When handling cross-border shipments, the workflow must account for divergent serialization mandates (for example EU FMD or Saudi SFDA) while maintaining a unified DSCSA-compliant core and the confidentiality controls detailed in Data Security & Encryption Boundaries.

Troubleshooting

Failure mode Likely cause Remediation
False-positive quarantines spike VRS transient timeouts classified as no_match Add retry with backoff; hold unresolved cases in suspect state, do not mark illegitimate
Duplicate case_id collisions Same SGTIN scanned at multiple stations Derive case_id from GTIN+serial and make open_case idempotent
Illegal transition errors Code path skips the guarded transition() function Route every state change through the single transition guard
24-hour deadline missed Notification runs synchronously behind slow EPCIS query Decouple FDA 3911 + partner notice from traceability query; parallelize with asyncio.gather
Audit chain fails verification Record mutated after write Enforce append-only storage; treat corrections as new hash-chained events
GTIN check digit rejects valid scans Leading-zero truncation of GTIN-14 Preserve the field as a 14-char string; never cast to int

FAQ

What is the difference between a suspect product and an illegitimate product under DSCSA?

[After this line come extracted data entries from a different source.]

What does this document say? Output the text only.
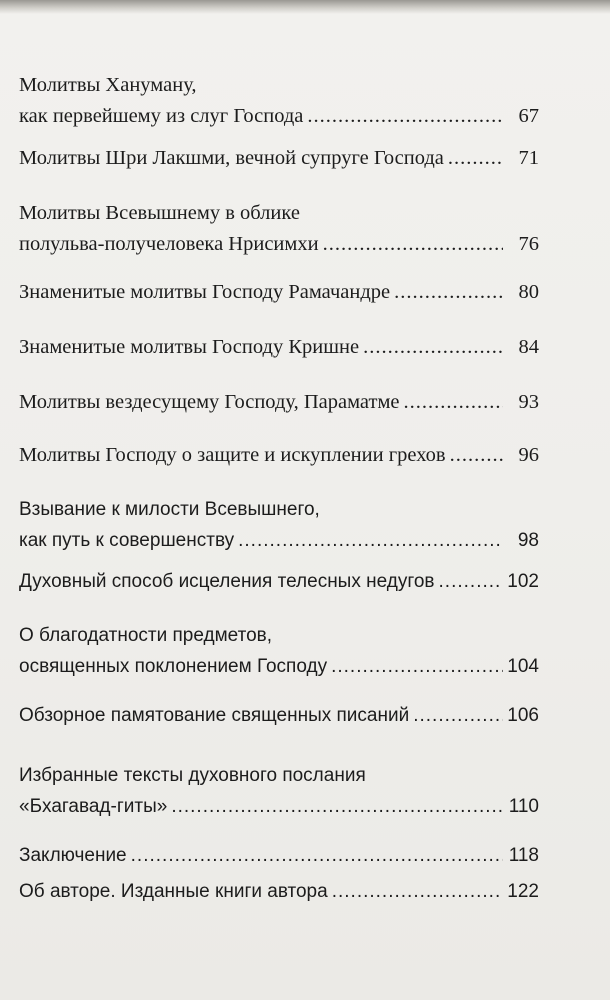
Молитвы Хануману,
как первейшему из слуг Господа .....	67
Молитвы Шри Лакшми, вечной супруге Господа .....	71
Молитвы Всевышнему в облике
полульва-получеловека Нрисимхи .....	76
Знаменитые молитвы Господу Рамачандре .....	80
Знаменитые молитвы Господу Кришне .....	84
Молитвы вездесущему Господу, Параматме .....	93
Молитвы Господу о защите и искуплении грехов .....	96
Взывание к милости Всевышнего,
как путь к совершенству .....	98
Духовный способ исцеления телесных недугов .....	102
О благодатности предметов,
освященных поклонением Господу .....	104
Обзорное памятование священных писаний .....	106
Избранные тексты духовного послания
«Бхагавад-гиты» .....	110
Заключение .....	118
Об авторе. Изданные книги автора .....	122
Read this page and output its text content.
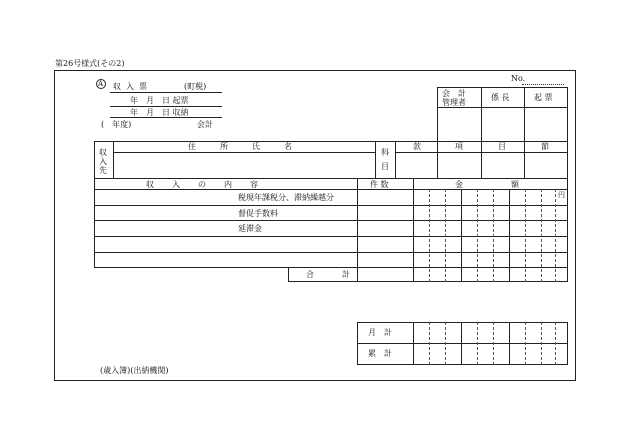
第26号様式(その2)
No.
A 収入票	(町税)
年　月　日 起票
年　月　日 収納
(　年度)	会計
会　計
管理者
係 長	起 票
収
入
先
住　所　氏　名
科
目
款	項	目	節
収入の内容	件 数	金　額
円
税現年課税分、滞納繰越分
督促手数料
延滞金
合　計
月　計
累　計
(歳入簿)(出納機関)
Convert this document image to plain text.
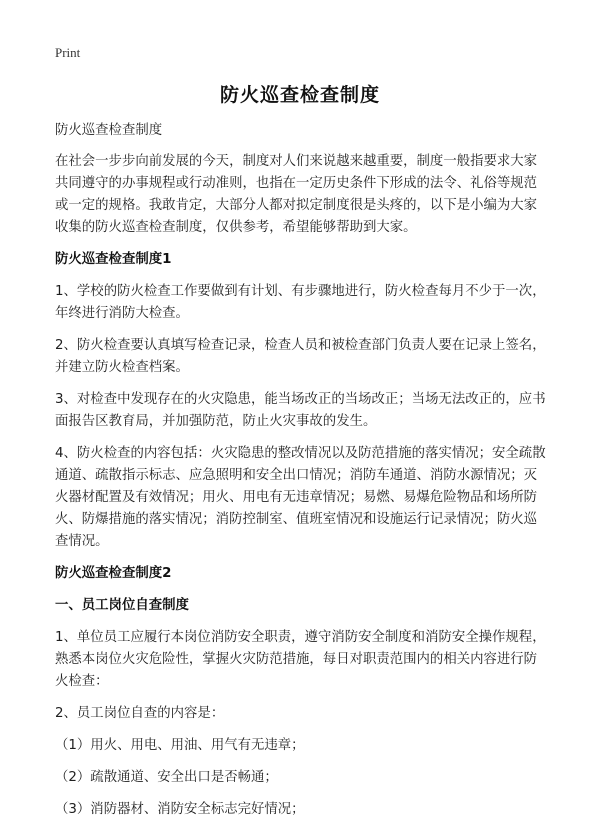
Print
防火巡查检查制度

防火巡查检查制度

在社会一步步向前发展的今天，制度对人们来说越来越重要，制度一般指要求大家共同遵守的办事规程或行动准则，也指在一定历史条件下形成的法令、礼俗等规范或一定的规格。我敢肯定，大部分人都对拟定制度很是头疼的，以下是小编为大家收集的防火巡查检查制度，仅供参考，希望能够帮助到大家。

防火巡查检查制度1

1、学校的防火检查工作要做到有计划、有步骤地进行，防火检查每月不少于一次，年终进行消防大检查。

2、防火检查要认真填写检查记录，检查人员和被检查部门负责人要在记录上签名，并建立防火检查档案。

3、对检查中发现存在的火灾隐患，能当场改正的当场改正；当场无法改正的，应书面报告区教育局，并加强防范，防止火灾事故的发生。

4、防火检查的内容包括：火灾隐患的整改情况以及防范措施的落实情况；安全疏散通道、疏散指示标志、应急照明和安全出口情况；消防车通道、消防水源情况；灭火器材配置及有效情况；用火、用电有无违章情况；易燃、易爆危险物品和场所防火、防爆措施的落实情况；消防控制室、值班室情况和设施运行记录情况；防火巡查情况。

防火巡查检查制度2

一、员工岗位自查制度

1、单位员工应履行本岗位消防安全职责，遵守消防安全制度和消防安全操作规程，熟悉本岗位火灾危险性，掌握火灾防范措施，每日对职责范围内的相关内容进行防火检查：

2、员工岗位自查的内容是：

（1）用火、用电、用油、用气有无违章；

（2）疏散通道、安全出口是否畅通；

（3）消防器材、消防安全标志完好情况；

A suspect product is one there is reason to believe may be counterfeit, diverted, stolen, adulterated, or otherwise unfit for distribution — it must be quarantined and investigated, but not yet reported. An illegitimate product is one confirmed to be counterfeit, diverted, stolen, or adulterated after investigation; that determination triggers the obligation to notify the FDA and immediate trading partners within 24 hours.

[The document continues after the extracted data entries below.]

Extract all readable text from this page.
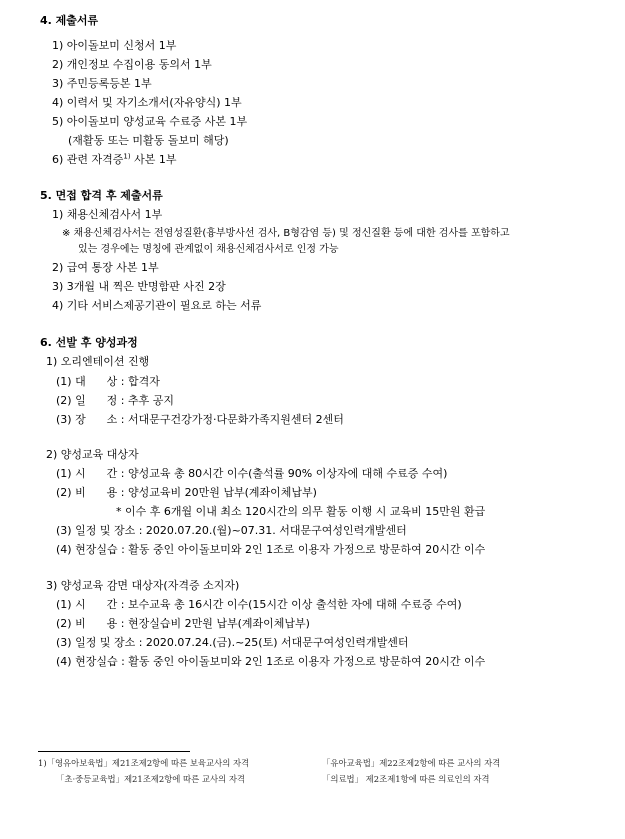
4. 제출서류
1) 아이돌보미 신청서 1부
2) 개인정보 수집이용 동의서 1부
3) 주민등록등본 1부
4) 이력서 및 자기소개서(자유양식) 1부
5) 아이돌보미 양성교육 수료증 사본 1부
(재활동 또는 미활동 돌보미 해당)
6) 관련 자격증$^{1)}$ 사본 1부
5. 면접 합격 후 제출서류
1) 채용신체검사서 1부
※ 채용신체검사서는 전염성질환(흉부방사선 검사, B형감염 등) 및 정신질환 등에 대한 검사를 포함하고
있는 경우에는 명칭에 관계없이 채용신체검사서로 인정 가능
2) 급여 통장 사본 1부
3) 3개월 내 찍은 반명함판 사진 2장
4) 기타 서비스제공기관이 필요로 하는 서류
6. 선발 후 양성과정
1) 오리엔테이션 진행
(1) 대      상 : 합격자
(2) 일      정 : 추후 공지
(3) 장      소 : 서대문구건강가정·다문화가족지원센터 2센터
2) 양성교육 대상자
(1) 시      간 : 양성교육 총 80시간 이수(출석률 90% 이상자에 대해 수료증 수여)
(2) 비      용 : 양성교육비 20만원 납부(계좌이체납부)
* 이수 후 6개월 이내 최소 120시간의 의무 활동 이행 시 교육비 15만원 환급
(3) 일정 및 장소 : 2020.07.20.(월)~07.31. 서대문구여성인력개발센터
(4) 현장실습 : 활동 중인 아이돌보미와 2인 1조로 이용자 가정으로 방문하여 20시간 이수
3) 양성교육 감면 대상자(자격증 소지자)
(1) 시      간 : 보수교육 총 16시간 이수(15시간 이상 출석한 자에 대해 수료증 수여)
(2) 비      용 : 현장실습비 2만원 납부(계좌이체납부)
(3) 일정 및 장소 : 2020.07.24.(금).~25(토) 서대문구여성인력개발센터
(4) 현장실습 : 활동 중인 아이돌보미와 2인 1조로 이용자 가정으로 방문하여 20시간 이수
1)「영유아보육법」제21조제2항에 따른 보육교사의 자격	「유아교육법」제22조제2항에 따른 교사의 자격
「초·중등교육법」제21조제2항에 따른 교사의 자격	「의료법」 제2조제1항에 따른 의료인의 자격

How fast must a confirmed illegitimate product be reported?

Within 24 hours of determining a product is illegitimate, trading partners must notify the FDA using Form FDA 3911 and alert affected immediate trading partners. The workflow should start this clock at the moment the case transitions to the illegitimate state and parallelize the FDA filing with partner notifications to stay inside the window.

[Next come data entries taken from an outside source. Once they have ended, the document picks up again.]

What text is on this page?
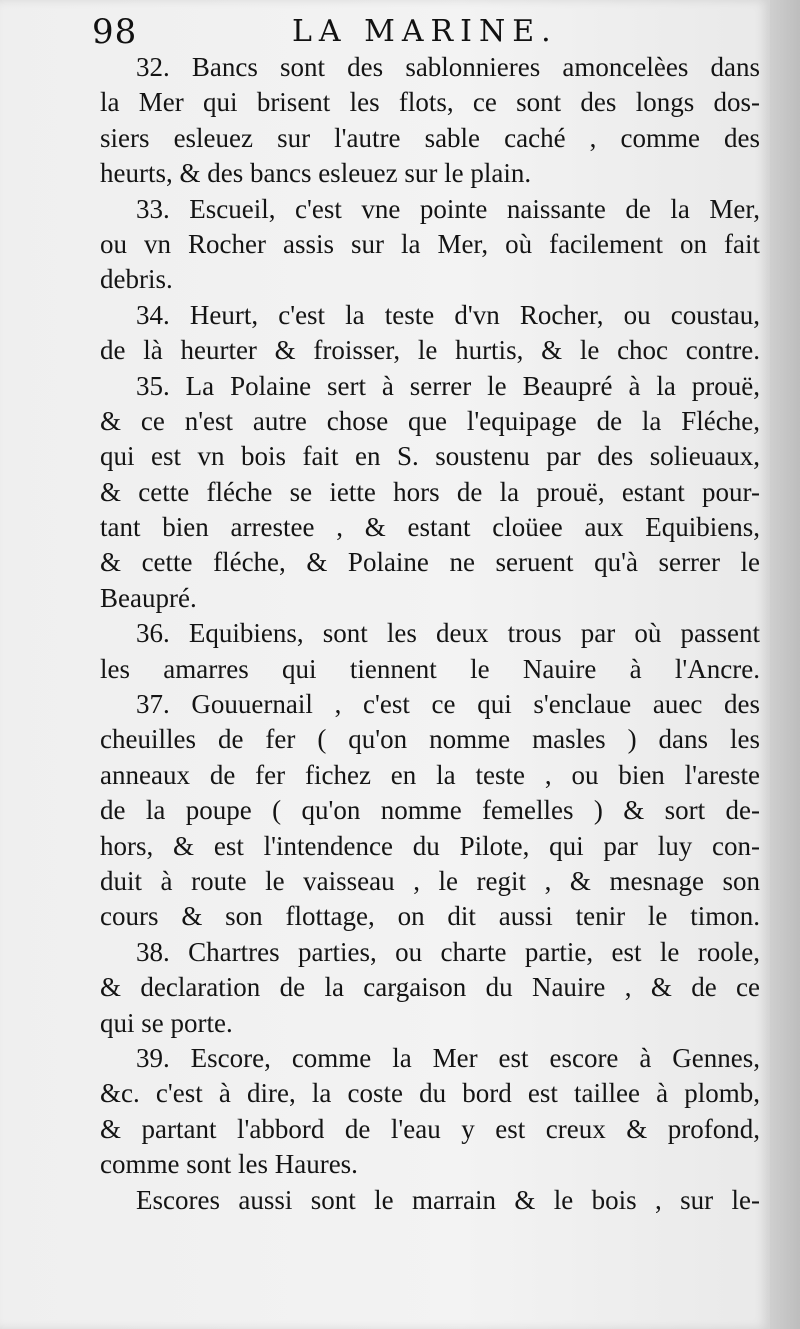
98	LA MARINE.
32. Bancs sont des sablonnieres amoncelèes dans
la Mer qui brisent les flots, ce sont des longs dos-
siers esleuez sur l'autre sable caché , comme des
heurts, & des bancs esleuez sur le plain.
33. Escueil, c'est vne pointe naissante de la Mer,
ou vn Rocher assis sur la Mer, où facilement on fait
debris.
34. Heurt, c'est la teste d'vn Rocher, ou coustau,
de là heurter & froisser, le hurtis, & le choc contre.
35. La Polaine sert à serrer le Beaupré à la prouë,
& ce n'est autre chose que l'equipage de la Fléche,
qui est vn bois fait en S. soustenu par des solieuaux,
& cette fléche se iette hors de la prouë, estant pour-
tant bien arrestee , & estant cloüee aux Equibiens,
& cette fléche, & Polaine ne seruent qu'à serrer le
Beaupré.
36. Equibiens, sont les deux trous par où passent
les amarres qui tiennent le Nauire à l'Ancre.
37. Gouuernail , c'est ce qui s'enclaue auec des
cheuilles de fer ( qu'on nomme masles ) dans les
anneaux de fer fichez en la teste , ou bien l'areste
de la poupe ( qu'on nomme femelles ) & sort de-
hors, & est l'intendence du Pilote, qui par luy con-
duit à route le vaisseau , le regit , & mesnage son
cours & son flottage, on dit aussi tenir le timon.
38. Chartres parties, ou charte partie, est le roole,
& declaration de la cargaison du Nauire , & de ce
qui se porte.
39. Escore, comme la Mer est escore à Gennes,
&c. c'est à dire, la coste du bord est taillee à plomb,
& partant l'abbord de l'eau y est creux & profond,
comme sont les Haures.
Escores aussi sont le marrain & le bois , sur le-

Should a VRS timeout mark a unit as illegitimate?

No. A single timeout is a transient transport fault. Retry with exponential backoff and, if the response remains unresolved, hold the case in the suspect state for manual review. Only a substantive negative verification — such as a confirmed no_match, expired, or recalled after retries — supports an illegitimate determination.

How long must investigation records be retained?

Investigation records and the underlying transaction history must be retained for at least six years, remain reproducible in their original EPCIS structure, and be backed by an immutable, hash-chained audit log indexed by identifier to satisfy 21 CFR Part 11.

Can the investigation workflow halt the packaging line?

It should not. Malformed scans and verification failures open a case and lock the affected unit, but the pipeline keeps running. Physical quarantine must complete within the reject-bin dwell time; the slower digital investigation runs asynchronously behind concurrency limits and circuit breakers so a degraded VRS endpoint never stops production.